Reading through the processes of Orwell’s Party and how they control their population is eerily similar to the kinds of manipulations one can see seeping into society (but then, there’s nothing new under the sun, right? I’m sure Orwell saw plenty of it in his time, as well).

Though it was occasionally a slog to get through, for the most part the story moved quickly toward it’s inevitable conclusion. It also seems to be a kind of commentary on revolutionary action. Winston and Julia think they are being so rebellious fighting against the Party and breaking the rules. Yet their actions have little to no affect outside their own lives. At the same time, they recognize that true change will only come when a fire is lit within the people as a whole, and they know even if they work toward true change, it won’t be seen in their lifetime (and not just because they know they are doomed from the start).

All in all, a thought-provoking book that makes you really think about the things you’re being told and the motives behind the people in charge. In America, we say the government is for the people by the people, and yet the Party in Orwell’s world would make those same claims. It’s not enough to say it, it must be acted upon.

The Testaments

When I first heard that Margaret Atwood was writing a sequel to The Handmaid’s Tale, I was skeptical. Sometimes, when so much time has passed, it’s better to just let the story rest. But now that I’ve read it (late to the party, but I was late to the Handmaid’s Tale party, too, so…), I actually enjoyed it.

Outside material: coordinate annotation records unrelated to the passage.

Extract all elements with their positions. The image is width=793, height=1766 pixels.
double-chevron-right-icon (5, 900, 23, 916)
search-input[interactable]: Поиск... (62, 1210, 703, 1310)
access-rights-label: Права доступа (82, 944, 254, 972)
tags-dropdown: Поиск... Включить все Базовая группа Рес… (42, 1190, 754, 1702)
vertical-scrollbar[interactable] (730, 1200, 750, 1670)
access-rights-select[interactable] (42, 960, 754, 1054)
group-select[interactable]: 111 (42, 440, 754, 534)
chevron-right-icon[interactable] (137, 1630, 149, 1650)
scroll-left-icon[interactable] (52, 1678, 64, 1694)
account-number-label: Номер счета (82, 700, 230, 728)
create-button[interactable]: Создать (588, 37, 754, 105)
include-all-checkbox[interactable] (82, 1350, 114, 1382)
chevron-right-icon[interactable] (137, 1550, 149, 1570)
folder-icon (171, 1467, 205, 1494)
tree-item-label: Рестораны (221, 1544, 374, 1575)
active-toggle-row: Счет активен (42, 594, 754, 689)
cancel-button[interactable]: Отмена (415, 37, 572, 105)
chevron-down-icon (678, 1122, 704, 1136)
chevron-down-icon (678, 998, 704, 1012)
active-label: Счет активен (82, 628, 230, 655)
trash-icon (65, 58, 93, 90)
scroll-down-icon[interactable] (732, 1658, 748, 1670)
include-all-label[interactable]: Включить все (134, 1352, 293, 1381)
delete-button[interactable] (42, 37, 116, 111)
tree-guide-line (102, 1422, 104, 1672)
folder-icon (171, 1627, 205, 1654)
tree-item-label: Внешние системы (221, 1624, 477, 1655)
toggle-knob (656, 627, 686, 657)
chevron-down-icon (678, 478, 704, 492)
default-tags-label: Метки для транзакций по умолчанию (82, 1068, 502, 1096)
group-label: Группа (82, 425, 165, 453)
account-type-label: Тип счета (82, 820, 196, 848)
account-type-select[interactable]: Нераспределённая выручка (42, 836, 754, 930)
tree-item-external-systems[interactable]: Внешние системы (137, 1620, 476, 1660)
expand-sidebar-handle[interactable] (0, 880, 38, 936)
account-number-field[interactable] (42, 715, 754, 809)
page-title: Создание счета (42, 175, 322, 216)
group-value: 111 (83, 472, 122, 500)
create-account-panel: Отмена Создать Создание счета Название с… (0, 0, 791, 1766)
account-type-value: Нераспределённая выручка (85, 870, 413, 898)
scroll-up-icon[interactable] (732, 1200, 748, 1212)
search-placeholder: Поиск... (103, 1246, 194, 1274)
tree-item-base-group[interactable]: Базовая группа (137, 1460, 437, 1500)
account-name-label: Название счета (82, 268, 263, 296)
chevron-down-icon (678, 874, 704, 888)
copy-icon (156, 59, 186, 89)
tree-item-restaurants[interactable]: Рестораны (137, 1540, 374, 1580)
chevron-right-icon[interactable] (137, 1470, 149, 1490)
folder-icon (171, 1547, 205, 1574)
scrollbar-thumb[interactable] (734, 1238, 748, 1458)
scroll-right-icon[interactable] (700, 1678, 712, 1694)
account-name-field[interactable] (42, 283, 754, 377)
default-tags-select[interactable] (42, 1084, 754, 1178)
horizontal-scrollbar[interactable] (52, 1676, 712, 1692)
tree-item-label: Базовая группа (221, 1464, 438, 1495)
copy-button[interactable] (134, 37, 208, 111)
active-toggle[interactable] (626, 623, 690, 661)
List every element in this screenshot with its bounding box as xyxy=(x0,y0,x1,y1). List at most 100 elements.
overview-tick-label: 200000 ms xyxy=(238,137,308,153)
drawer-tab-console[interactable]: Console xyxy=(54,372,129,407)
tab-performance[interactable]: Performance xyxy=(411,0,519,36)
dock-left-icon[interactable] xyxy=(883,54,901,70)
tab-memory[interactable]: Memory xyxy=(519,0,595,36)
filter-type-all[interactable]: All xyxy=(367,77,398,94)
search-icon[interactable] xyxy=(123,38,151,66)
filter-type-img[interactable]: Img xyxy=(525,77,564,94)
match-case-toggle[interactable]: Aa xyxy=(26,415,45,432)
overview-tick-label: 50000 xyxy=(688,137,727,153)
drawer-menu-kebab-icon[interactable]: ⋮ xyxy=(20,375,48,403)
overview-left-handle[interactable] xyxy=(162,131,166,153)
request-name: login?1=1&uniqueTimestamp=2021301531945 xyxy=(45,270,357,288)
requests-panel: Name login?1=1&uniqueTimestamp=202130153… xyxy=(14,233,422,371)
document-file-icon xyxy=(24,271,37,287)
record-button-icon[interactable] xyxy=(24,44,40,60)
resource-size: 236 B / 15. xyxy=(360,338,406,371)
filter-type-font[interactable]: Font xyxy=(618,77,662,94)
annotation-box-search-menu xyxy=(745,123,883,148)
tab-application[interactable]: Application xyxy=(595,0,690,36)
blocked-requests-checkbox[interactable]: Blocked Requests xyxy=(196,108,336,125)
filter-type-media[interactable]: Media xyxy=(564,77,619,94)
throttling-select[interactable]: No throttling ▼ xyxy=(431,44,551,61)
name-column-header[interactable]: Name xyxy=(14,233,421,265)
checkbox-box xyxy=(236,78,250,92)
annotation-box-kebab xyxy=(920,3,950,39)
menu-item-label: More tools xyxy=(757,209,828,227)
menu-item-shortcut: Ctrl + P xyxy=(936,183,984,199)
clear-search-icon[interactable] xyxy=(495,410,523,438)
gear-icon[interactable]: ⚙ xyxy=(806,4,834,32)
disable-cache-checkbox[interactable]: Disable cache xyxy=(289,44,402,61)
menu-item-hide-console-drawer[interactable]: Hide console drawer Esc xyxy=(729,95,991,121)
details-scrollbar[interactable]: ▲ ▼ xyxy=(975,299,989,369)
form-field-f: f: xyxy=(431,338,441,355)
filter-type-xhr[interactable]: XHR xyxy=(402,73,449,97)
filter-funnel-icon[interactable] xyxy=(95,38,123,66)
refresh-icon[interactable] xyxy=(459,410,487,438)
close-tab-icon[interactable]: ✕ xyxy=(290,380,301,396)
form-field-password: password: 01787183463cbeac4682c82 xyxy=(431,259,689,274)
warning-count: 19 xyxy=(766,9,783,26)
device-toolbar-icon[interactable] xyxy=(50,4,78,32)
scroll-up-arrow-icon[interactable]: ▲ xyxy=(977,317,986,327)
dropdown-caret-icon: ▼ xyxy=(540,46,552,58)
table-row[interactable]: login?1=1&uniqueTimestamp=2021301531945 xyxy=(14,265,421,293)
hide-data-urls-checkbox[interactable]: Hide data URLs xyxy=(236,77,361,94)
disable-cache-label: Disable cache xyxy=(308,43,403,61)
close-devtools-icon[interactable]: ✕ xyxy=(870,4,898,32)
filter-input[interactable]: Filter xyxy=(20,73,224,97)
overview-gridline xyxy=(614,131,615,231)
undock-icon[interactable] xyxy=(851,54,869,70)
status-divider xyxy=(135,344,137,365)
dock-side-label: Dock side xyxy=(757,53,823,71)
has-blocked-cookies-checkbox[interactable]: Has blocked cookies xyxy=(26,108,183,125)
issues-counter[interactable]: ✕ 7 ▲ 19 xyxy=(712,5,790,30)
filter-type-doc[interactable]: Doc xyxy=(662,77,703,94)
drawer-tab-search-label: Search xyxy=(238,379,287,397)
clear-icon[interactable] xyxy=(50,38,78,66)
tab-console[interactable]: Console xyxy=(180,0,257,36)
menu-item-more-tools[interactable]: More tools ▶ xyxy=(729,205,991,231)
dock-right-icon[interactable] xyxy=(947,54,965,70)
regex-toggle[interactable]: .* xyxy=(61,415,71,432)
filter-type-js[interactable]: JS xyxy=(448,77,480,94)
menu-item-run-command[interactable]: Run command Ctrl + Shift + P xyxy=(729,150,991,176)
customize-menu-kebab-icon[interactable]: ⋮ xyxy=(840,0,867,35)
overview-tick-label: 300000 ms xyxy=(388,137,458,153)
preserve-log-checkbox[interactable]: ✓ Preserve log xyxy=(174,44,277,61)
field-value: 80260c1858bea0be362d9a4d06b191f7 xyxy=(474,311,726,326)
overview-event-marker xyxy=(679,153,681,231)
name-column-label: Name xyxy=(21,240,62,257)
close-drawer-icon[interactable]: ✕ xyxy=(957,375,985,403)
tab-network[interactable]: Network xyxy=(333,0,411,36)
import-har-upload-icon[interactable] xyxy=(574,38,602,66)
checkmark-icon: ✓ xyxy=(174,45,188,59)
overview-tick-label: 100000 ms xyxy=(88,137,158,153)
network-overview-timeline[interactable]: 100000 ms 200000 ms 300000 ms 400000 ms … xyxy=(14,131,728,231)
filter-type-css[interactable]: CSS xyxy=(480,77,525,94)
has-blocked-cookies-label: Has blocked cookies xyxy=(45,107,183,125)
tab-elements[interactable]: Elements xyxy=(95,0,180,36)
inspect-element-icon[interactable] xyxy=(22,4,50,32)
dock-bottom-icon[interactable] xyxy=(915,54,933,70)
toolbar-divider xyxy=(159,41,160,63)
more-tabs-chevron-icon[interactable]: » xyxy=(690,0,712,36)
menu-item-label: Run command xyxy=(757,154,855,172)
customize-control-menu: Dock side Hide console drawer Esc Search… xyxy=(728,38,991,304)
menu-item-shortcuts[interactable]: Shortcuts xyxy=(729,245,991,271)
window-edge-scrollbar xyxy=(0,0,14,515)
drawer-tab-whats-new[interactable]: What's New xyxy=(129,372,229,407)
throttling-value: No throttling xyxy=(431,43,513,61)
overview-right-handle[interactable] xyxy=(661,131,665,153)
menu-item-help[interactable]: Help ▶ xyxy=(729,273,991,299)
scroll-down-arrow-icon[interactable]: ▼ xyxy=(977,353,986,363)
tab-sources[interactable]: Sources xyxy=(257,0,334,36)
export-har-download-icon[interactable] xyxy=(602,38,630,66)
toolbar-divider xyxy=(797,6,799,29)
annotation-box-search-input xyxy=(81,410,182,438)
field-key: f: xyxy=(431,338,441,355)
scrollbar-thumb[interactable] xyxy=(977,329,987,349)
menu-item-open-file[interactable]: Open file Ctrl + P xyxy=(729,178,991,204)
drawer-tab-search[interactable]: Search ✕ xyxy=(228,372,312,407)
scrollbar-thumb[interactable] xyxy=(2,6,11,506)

Set 15 years later, the Testaments isn’t quite a continuation of the story, but rather a continuation of the history, told from three perspectives. Agnes grew up in Gilead, unaware of any other way of life. She struggles against the decisions made for her, even as she struggles to maintain the proper attitude and respect. Daisy grew up in Canada, learning about the oppressive government in Gilead, but when her life is turned upside down, she sees the only course of action is working directly against Gilead. Aunt Lydia was involved in the founding of Gilead—though less than willingly—but she’s spent her years doing what she can to stand up for women and waiting for her moment to take action. When their lives collide, each woman must make choices and weigh the dangers against the greater good.

I’d put off reading this book for a while, because I wasn’t really interested and didn’t remember how the first book ended. But I finished the book within one day.

Atwood realized that simply picking up where she left off wouldn’t be the right way to continue the story, so she found an alternate way. Atwood’s three characters narrate their stories in a blatant way, owning their choices, mistakes, and humanity, which makes them relatable.

The story also moves quickly. Even though I’m some ways it seemed to zoom right through the crux of the plot, the buildup was the interesting part, I think, gaining the insight into what made each woman think and act as she did.

Though I didn’t find any of the story particularly surprising, in terms of plot points, it was engaging, and in some ways quite difficult to put down. But I would recommend at least a quick refresher on The Handmaid’s Tale, before diving in.